В тот день я заснул с безнадежным сердцем. На следующее утро я уничтожил злосчастную этикетку, но что-то мне подсказало отнести мою скрипку к Антонио Капо на отзыв. Однако меня ожидало не лучшее. Капо высмеял меня перед всей своей мастерской, сказавши, что ничего хуже он в жизни не видел и что Луиджи напрасно дает мне портить материалы.
Когда я уходил от него, меня догнал Паоло, его ученик.
- Не тужи, - сказал он, - не стоит того. Эти мастера нарочно морочат нас, придумывая всякие басни о своем мастерстве, а сами держат про себя секреты. Это нарочно, чтобы не дать ученикам стать мастерами, - иначе слишком много бы их развелось. Ты им поменьше верь.

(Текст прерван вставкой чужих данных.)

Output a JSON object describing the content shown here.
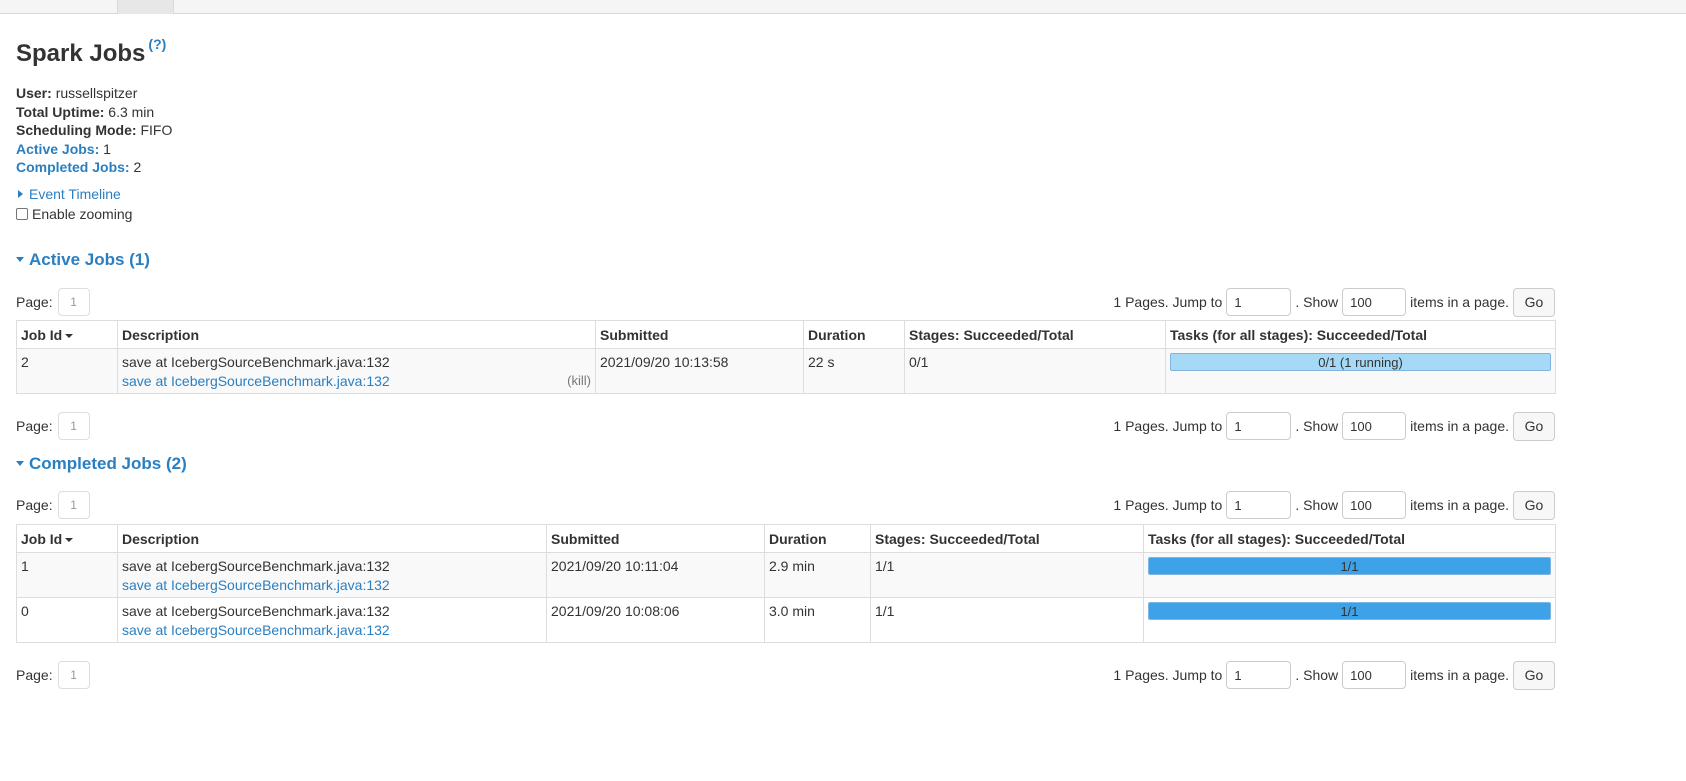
{
  "page": {
    "title": "Spark Jobs",
    "help": "?",
    "summary": {
      "user_label": "User:",
      "user": "russellspitzer",
      "uptime_label": "Total Uptime:",
      "uptime": "6.3 min",
      "mode_label": "Scheduling Mode:",
      "mode": "FIFO",
      "active_label": "Active Jobs:",
      "active": "1",
      "completed_label": "Completed Jobs:",
      "completed": "2"
    },
    "event_timeline": "Event Timeline",
    "enable_zooming": "Enable zooming"
  },
  "pager": {
    "page_label": "Page:",
    "page_num": "1",
    "pages_text": "1 Pages. Jump to",
    "jump_value": "1",
    "show_text": ". Show",
    "show_value": "100",
    "items_text": "items in a page.",
    "go": "Go"
  },
  "columns": [
    "Job Id",
    "Description",
    "Submitted",
    "Duration",
    "Stages: Succeeded/Total",
    "Tasks (for all stages): Succeeded/Total"
  ],
  "active": {
    "heading": "Active Jobs (1)",
    "rows": [
      {
        "job_id": "2",
        "desc": "save at IcebergSourceBenchmark.java:132",
        "desc_link": "save at IcebergSourceBenchmark.java:132",
        "kill": "(kill)",
        "submitted": "2021/09/20 10:13:58",
        "duration": "22 s",
        "stages": "0/1",
        "tasks": "0/1 (1 running)",
        "tasks_done": 0,
        "tasks_running": 1,
        "tasks_total": 1
      }
    ]
  },
  "completed": {
    "heading": "Completed Jobs (2)",
    "rows": [
      {
        "job_id": "1",
        "desc": "save at IcebergSourceBenchmark.java:132",
        "desc_link": "save at IcebergSourceBenchmark.java:132",
        "submitted": "2021/09/20 10:11:04",
        "duration": "2.9 min",
        "stages": "1/1",
        "tasks": "1/1",
        "tasks_done": 1,
        "tasks_total": 1
      },
      {
        "job_id": "0",
        "desc": "save at IcebergSourceBenchmark.java:132",
        "desc_link": "save at IcebergSourceBenchmark.java:132",
        "submitted": "2021/09/20 10:08:06",
        "duration": "3.0 min",
        "stages": "1/1",
        "tasks": "1/1",
        "tasks_done": 1,
        "tasks_total": 1
      }
    ]
  },
  "colors": {
    "link": "#2a7fc1",
    "progress_complete": "#3ea2e9",
    "progress_running": "#a5d9f6"
  }
}
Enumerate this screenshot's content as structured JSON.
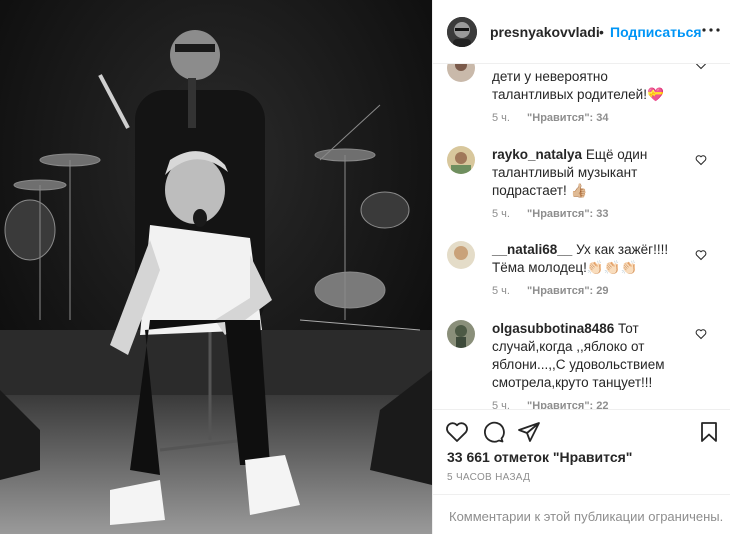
{
  "post": {
    "username": "presnyakovvladimi",
    "dot": "•",
    "follow_label": "Подписаться",
    "more_icon": "ellipsis-icon",
    "photo_alt": "photo"
  },
  "comments": [
    {
      "username": "",
      "text": "дети у невероятно талантливых родителей!💝",
      "age": "5 ч.",
      "likes": "\"Нравится\": 34"
    },
    {
      "username": "rayko_natalya",
      "text": "Ещё один талантливый музыкант подрастает! 👍🏼",
      "age": "5 ч.",
      "likes": "\"Нравится\": 33"
    },
    {
      "username": "__natali68__",
      "text": "Ух как зажёг!!!! Тёма молодец!👏🏻👏🏻👏🏻",
      "age": "5 ч.",
      "likes": "\"Нравится\": 29"
    },
    {
      "username": "olgasubbotina8486",
      "text": "Тот случай,когда ,,яблоко от яблони...,,С удовольствием смотрела,круто танцует!!!",
      "age": "5 ч.",
      "likes": "\"Нравится\": 22"
    }
  ],
  "actions": {
    "like_icon": "heart-icon",
    "comment_icon": "comment-bubble-icon",
    "share_icon": "paper-plane-icon",
    "save_icon": "bookmark-icon"
  },
  "likes_total": "33 661 отметок \"Нравится\"",
  "time_ago": "5 часов назад",
  "comments_disabled": "Комментарии к этой публикации ограничены."
}
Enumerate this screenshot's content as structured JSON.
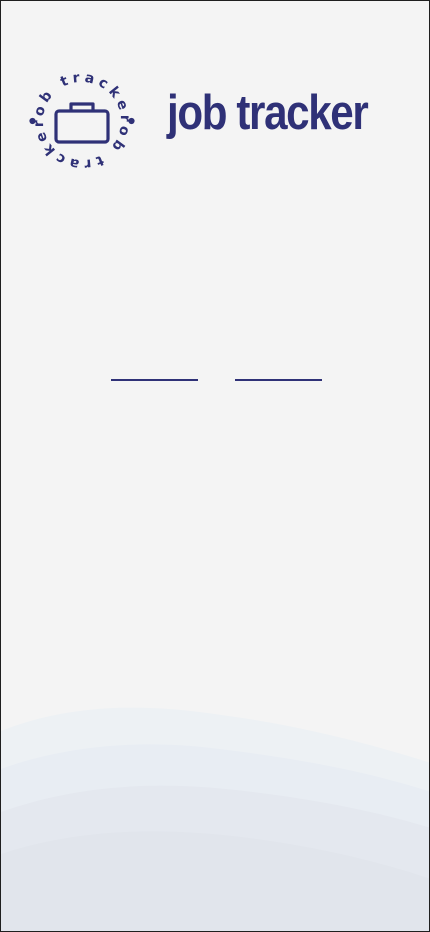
{
  "app": {
    "logo_text": "job tracker",
    "wordmark": "job tracker"
  },
  "colors": {
    "brand": "#2f3177",
    "background": "#f4f4f4",
    "wave_1": "#edf1f4",
    "wave_2": "#e8edf3",
    "wave_3": "#e4e8ef",
    "wave_4": "#e1e5ec"
  },
  "icons": {
    "logo": "briefcase-icon"
  }
}
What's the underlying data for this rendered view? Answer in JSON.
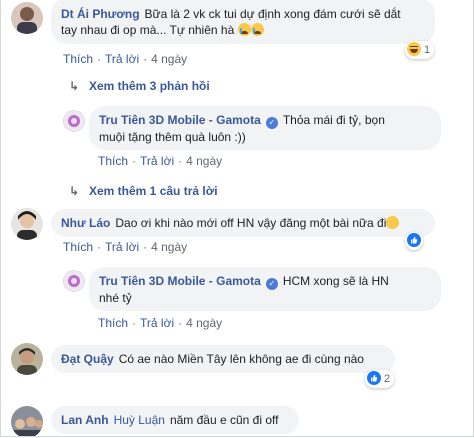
{
  "comments": [
    {
      "author": "Dt Ái Phương",
      "text_line1": "Bữa là 2 vk ck tui dự định xong đám cưới sẽ dắt",
      "text_line2": "tay nhau đi op mà... Tự nhiên hà",
      "reaction_count": "1",
      "like": "Thích",
      "reply": "Trả lời",
      "time": "4 ngày",
      "more_replies": "Xem thêm 3 phản hồi"
    },
    {
      "author": "Tru Tiên 3D Mobile - Gamota",
      "text_line1": "Thỏa mái đi tỷ, bọn",
      "text_line2": "muội tặng thêm quà luôn :))",
      "like": "Thích",
      "reply": "Trả lời",
      "time": "4 ngày"
    },
    {
      "more_replies": "Xem thêm 1 câu trả lời"
    },
    {
      "author": "Như Láo",
      "text_line1": "Dao ơi khi nào mới off HN vậy đăng một bài nữa đi",
      "like": "Thích",
      "reply": "Trả lời",
      "time": "4 ngày"
    },
    {
      "author": "Tru Tiên 3D Mobile - Gamota",
      "text_line1": "HCM xong sẽ là HN",
      "text_line2": "nhé tỷ",
      "like": "Thích",
      "reply": "Trả lời",
      "time": "4 ngày"
    },
    {
      "author": "Đạt Quậy",
      "text_line1": "Có ae nào Miền Tây lên không ae đi cùng nào",
      "reaction_count": "2"
    },
    {
      "author": "Lan Anh",
      "tag": "Huỳ Luận",
      "text_line1": "năm đầu e cũn đi off"
    }
  ],
  "colors": {
    "link": "#385898",
    "bubble": "#f2f3f5",
    "like": "#1877f2"
  }
}
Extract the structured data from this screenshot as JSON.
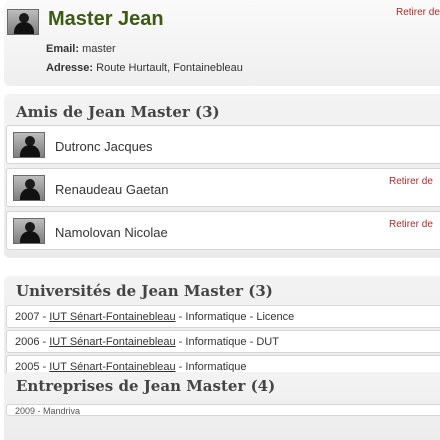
{
  "profile": {
    "name": "Master Jean",
    "remove_label": "Retirer de",
    "email_label": "Email:",
    "email_value": "master",
    "address_label": "Adresse:",
    "address_value": "Route Hurtault, Fontainebleau"
  },
  "friends": {
    "title": "Amis de Jean Master (3)",
    "items": [
      {
        "name": "Dutronc Jacques",
        "remove_label": ""
      },
      {
        "name": "Renaudeau Gaetan",
        "remove_label": "Retirer de"
      },
      {
        "name": "Namolovan Nicolae",
        "remove_label": "Retirer de"
      }
    ]
  },
  "universities": {
    "title": "Universités de Jean Master (3)",
    "items": [
      {
        "year": "2007 - ",
        "school": "IUT Sénart-Fontainebleau",
        "detail": " - Informatique - Licence"
      },
      {
        "year": "2006 - ",
        "school": "IUT Sénart-Fontainebleau",
        "detail": " - Informatique - DUT"
      },
      {
        "year": "2005 - ",
        "school": "IUT Sénart-Fontainebleau",
        "detail": " - Informatique"
      }
    ]
  },
  "companies": {
    "title": "Entreprises de Jean Master (4)",
    "first_item": "2009 - Mandriva"
  },
  "colors": {
    "name_green": "#3c5a14",
    "remove_red": "#b02a2a"
  },
  "icons": {
    "avatar": "user-avatar-icon"
  }
}
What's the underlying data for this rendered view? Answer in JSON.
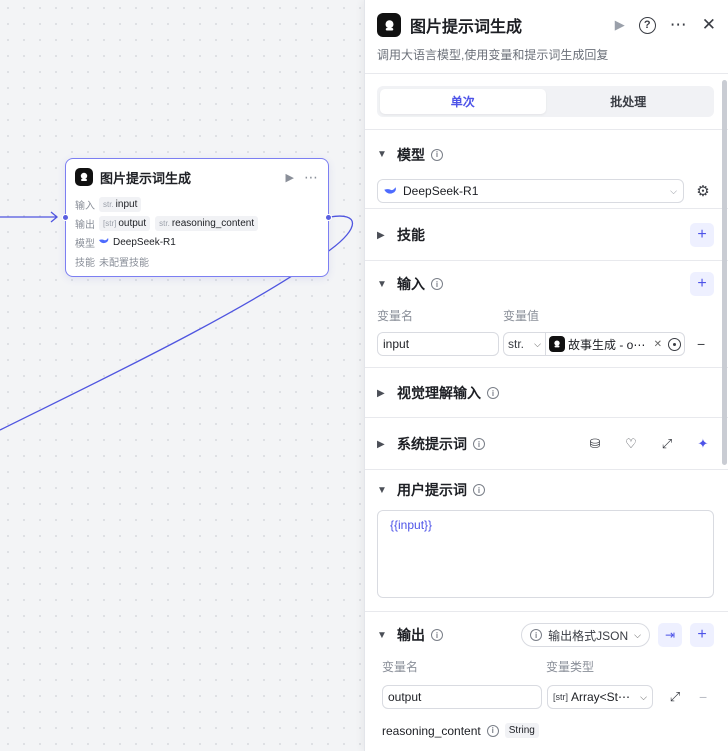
{
  "node": {
    "title": "图片提示词生成",
    "input_label": "输入",
    "input_type": "str.",
    "input_name": "input",
    "output_label": "输出",
    "output_type1": "[str]",
    "output_name1": "output",
    "output_type2": "str.",
    "output_name2": "reasoning_content",
    "model_label": "模型",
    "model_name": "DeepSeek-R1",
    "skill_label": "技能",
    "skill_value": "未配置技能"
  },
  "panel": {
    "title": "图片提示词生成",
    "description": "调用大语言模型,使用变量和提示词生成回复",
    "tabs": [
      "单次",
      "批处理"
    ],
    "model": {
      "title": "模型",
      "value": "DeepSeek-R1"
    },
    "skills": {
      "title": "技能"
    },
    "input": {
      "title": "输入",
      "col_name": "变量名",
      "col_value": "变量值",
      "var_name": "input",
      "var_type": "str.",
      "ref_value": "故事生成 - o⋯"
    },
    "vision": {
      "title": "视觉理解输入"
    },
    "system_prompt": {
      "title": "系统提示词"
    },
    "user_prompt": {
      "title": "用户提示词",
      "content": "{{input}}"
    },
    "output": {
      "title": "输出",
      "format_label": "输出格式JSON",
      "col_name": "变量名",
      "col_type": "变量类型",
      "var_name": "output",
      "var_type_tag": "[str]",
      "var_type": "Array<St⋯",
      "reasoning_name": "reasoning_content",
      "reasoning_type": "String"
    }
  },
  "colors": {
    "accent": "#4d53e8",
    "wire": "#4f55e0",
    "node_border": "#7c7ff2"
  }
}
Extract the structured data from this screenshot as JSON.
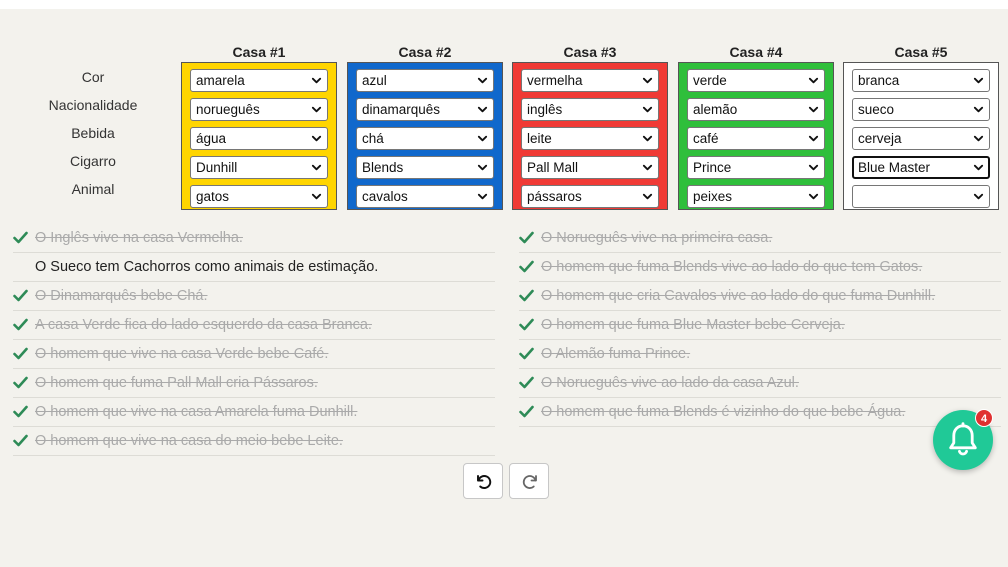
{
  "row_labels": [
    "Cor",
    "Nacionalidade",
    "Bebida",
    "Cigarro",
    "Animal"
  ],
  "houses": [
    {
      "title": "Casa #1",
      "color": "#ffd500",
      "values": [
        "amarela",
        "norueguês",
        "água",
        "Dunhill",
        "gatos"
      ]
    },
    {
      "title": "Casa #2",
      "color": "#1068cc",
      "values": [
        "azul",
        "dinamarquês",
        "chá",
        "Blends",
        "cavalos"
      ]
    },
    {
      "title": "Casa #3",
      "color": "#f03a35",
      "values": [
        "vermelha",
        "inglês",
        "leite",
        "Pall Mall",
        "pássaros"
      ]
    },
    {
      "title": "Casa #4",
      "color": "#2fbf3b",
      "values": [
        "verde",
        "alemão",
        "café",
        "Prince",
        "peixes"
      ]
    },
    {
      "title": "Casa #5",
      "color": "#ffffff",
      "values": [
        "branca",
        "sueco",
        "cerveja",
        "Blue Master",
        ""
      ]
    }
  ],
  "focused_select": {
    "house": 5,
    "row": "Cigarro"
  },
  "clues_left": [
    {
      "text": "O Inglês vive na casa Vermelha.",
      "solved": true
    },
    {
      "text": "O Sueco tem Cachorros como animais de estimação.",
      "solved": false
    },
    {
      "text": "O Dinamarquês bebe Chá.",
      "solved": true
    },
    {
      "text": "A casa Verde fica do lado esquerdo da casa Branca.",
      "solved": true
    },
    {
      "text": "O homem que vive na casa Verde bebe Café.",
      "solved": true
    },
    {
      "text": "O homem que fuma Pall Mall cria Pássaros.",
      "solved": true
    },
    {
      "text": "O homem que vive na casa Amarela fuma Dunhill.",
      "solved": true
    },
    {
      "text": "O homem que vive na casa do meio bebe Leite.",
      "solved": true
    }
  ],
  "clues_right": [
    {
      "text": "O Norueguês vive na primeira casa.",
      "solved": true
    },
    {
      "text": "O homem que fuma Blends vive ao lado do que tem Gatos.",
      "solved": true
    },
    {
      "text": "O homem que cria Cavalos vive ao lado do que fuma Dunhill.",
      "solved": true
    },
    {
      "text": "O homem que fuma Blue Master bebe Cerveja.",
      "solved": true
    },
    {
      "text": "O Alemão fuma Prince.",
      "solved": true
    },
    {
      "text": "O Norueguês vive ao lado da casa Azul.",
      "solved": true
    },
    {
      "text": "O homem que fuma Blends é vizinho do que bebe Água.",
      "solved": true
    }
  ],
  "controls": {
    "undo_icon": "undo-icon",
    "redo_icon": "redo-icon"
  },
  "notification": {
    "icon": "bell-icon",
    "count": "4",
    "accent": "#20c997",
    "badge_color": "#e03131"
  },
  "check_color": "#2e8b57"
}
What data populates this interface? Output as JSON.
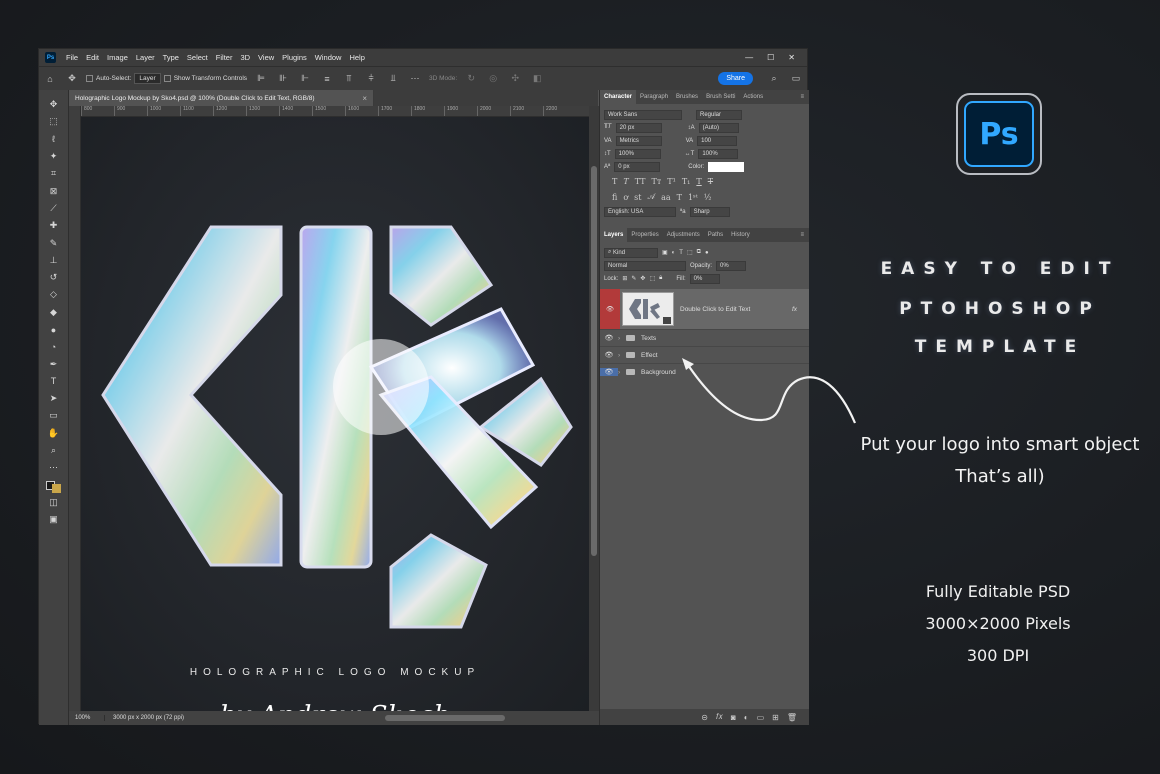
{
  "menubar": {
    "app_icon": "Ps",
    "items": [
      "File",
      "Edit",
      "Image",
      "Layer",
      "Type",
      "Select",
      "Filter",
      "3D",
      "View",
      "Plugins",
      "Window",
      "Help"
    ],
    "window_controls": [
      "—",
      "☐",
      "✕"
    ]
  },
  "options": {
    "auto_select": "Auto-Select:",
    "layer_dropdown": "Layer",
    "show_transform": "Show Transform Controls",
    "mode_3d": "3D Mode:",
    "share": "Share"
  },
  "document": {
    "tab_title": "Holographic Logo Mockup by Sko4.psd @ 100% (Double Click to Edit Text, RGB/8)",
    "tab_close": "×",
    "ruler_ticks": [
      "800",
      "900",
      "1000",
      "1100",
      "1200",
      "1300",
      "1400",
      "1500",
      "1600",
      "1700",
      "1800",
      "1900",
      "2000",
      "2100",
      "2200"
    ],
    "zoom": "100%",
    "dimensions": "3000 px x 2000 px (72 ppi)",
    "mockup_title": "HOLOGRAPHIC LOGO MOCKUP",
    "mockup_signature": "by Andrew Skoch"
  },
  "character_panel": {
    "tabs": [
      "Character",
      "Paragraph",
      "Brushes",
      "Brush Setti",
      "Actions"
    ],
    "font_family": "Work Sans",
    "font_style": "Regular",
    "font_size": "20 px",
    "leading": "(Auto)",
    "kerning": "Metrics",
    "tracking": "100",
    "vertical_scale": "100%",
    "horizontal_scale": "100%",
    "baseline_shift": "0 px",
    "color_label": "Color:",
    "color": "#ffffff",
    "language": "English: USA",
    "antialias": "Sharp"
  },
  "layers_panel": {
    "tabs": [
      "Layers",
      "Properties",
      "Adjustments",
      "Paths",
      "History"
    ],
    "filter_kind": "Kind",
    "blend_mode": "Normal",
    "opacity_label": "Opacity:",
    "opacity": "0%",
    "lock_label": "Lock:",
    "fill_label": "Fill:",
    "fill": "0%",
    "smart_layer_name": "Double Click to Edit Text",
    "fx": "fx",
    "groups": [
      "Texts",
      "Effect",
      "Background"
    ]
  },
  "marketing": {
    "badge": "Ps",
    "headline": [
      "EASY TO EDIT",
      "PTOHOSHOP",
      "TEMPLATE"
    ],
    "caption": [
      "Put your logo into smart object",
      "That’s all)"
    ],
    "features": [
      "Fully Editable PSD",
      "3000×2000 Pixels",
      "300 DPI"
    ]
  }
}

Эти слова глубоко запали мне в душу; в своем положении я хорошо понимал истину, заложенную в них.
Ведь не могло же быть, чтобы в моей скрипке так-таки не было ничего хорошего. Почему же никто не хотел отметить этого хорошего.
Как и всегда в тяжелых переживаниях, моя мысль обратилась к богу. Я жарко молился о ниспослании мне сил и успеха в работе. Все деньги, которые мне давал иногда Луиджи, я тратил на свечи и другие пожертвования храму доминиканцев.
Но Луиджи, казалось, стал с этого времени обращать на меня гораздо меньше внимания. Он не интересовался тем, что я делаю, и это меня радовало. Я часто отлучался к отцу Себастьяну, поверяя ему свои несчастья. Отец Себастьян тогда уже сильно хворал, его мучил застарелый недуг, но он выслушивал меня всякий раз терпеливо, наставлял и благословлял краткой молитвой. Он знал, что мне не легко жилось в доме такого легкомысленного и неверующего человека, каков был Луиджи.
Еще в одном человеке я встретил участие, взволновавшее меня до глубины души. Это была Наталина. Она и сама, я думаю, не раз имела повод испытывать недовольство черствостью Луиджи, который, казалось, и не помышлял о том, чтобы заработать побольше денег и тем приблизить свадьбу, а вместо этого предпочитал иной раз целыми днями пропадать на островах По, что в стороне Пьячченцы, играть на скрипке или бражничать с друзьями.
- Не дается тебе, - сказала мне однажды Наталина, увидев, что я вырезаю головку. - Ничего, не отчаивайся, научишься - будешь работать не хуже других.
С тех пор я, помню, всегда старался поймать хоть взгляд ее ласковых глаз, хоть почувствовать веянье воздуха от накинутого на ее плечи, расцвеченного большими цветами, легкого меццаро, подаренного ей Луиджи. И она, видимо, уловив это, подсаживалась иногда мимоходом ко мне и дружелюбно болтала со мной, чем доставляла мне большое утешение и поддержку.
Луиджи, как я сказал, мало обращал на меня внимания, тем более, что к этому времени он принялся за большую работу, заказанную ему - два квартета, - и, кроме того, ему надлежало закончить починку трех скрипок, которую он весьма затянул, пренебрегая такой работой, дававшей, однако, не плохой доход. Он ходил сосредоточенный и молчаливый. Как вдруг к этому времени произошел случай, который доставил мне новое незаслуженное унижение.
Около нашего дома появилась приблудшая собака. Сперва она приходила рыться в отбросах, а потом и вовсе поселилась где-то недалеко под сгнившим боченком. Эта сука мне сразу опративила своим воем по ночам. Я знаю, что это не к добру, а когда меня постигли неудачи, то этот вой тем более нагонял на меня тоску. Вскоре она ощенилась и еще чаще стала попадаться на глаза.
Однажды, выйдя на пустырь с особенно тягостным чувством своей незадачливости, я брел вперед, не думая о том, куда иду. Был поздний вечер, месяц был на ущербе и светил тонким светом, я едва различал лежащие кругом кучи мусора. Вдруг я наступил на что-то живое, послышался визг, проклятая сука вырвалась у меня из-под ноги, одновременно укусив меня, и пустилась наутек. Я бросил ей вдогонку несколько камней, но, разумеется, не попал и поклялся ее доконать как можно скорее.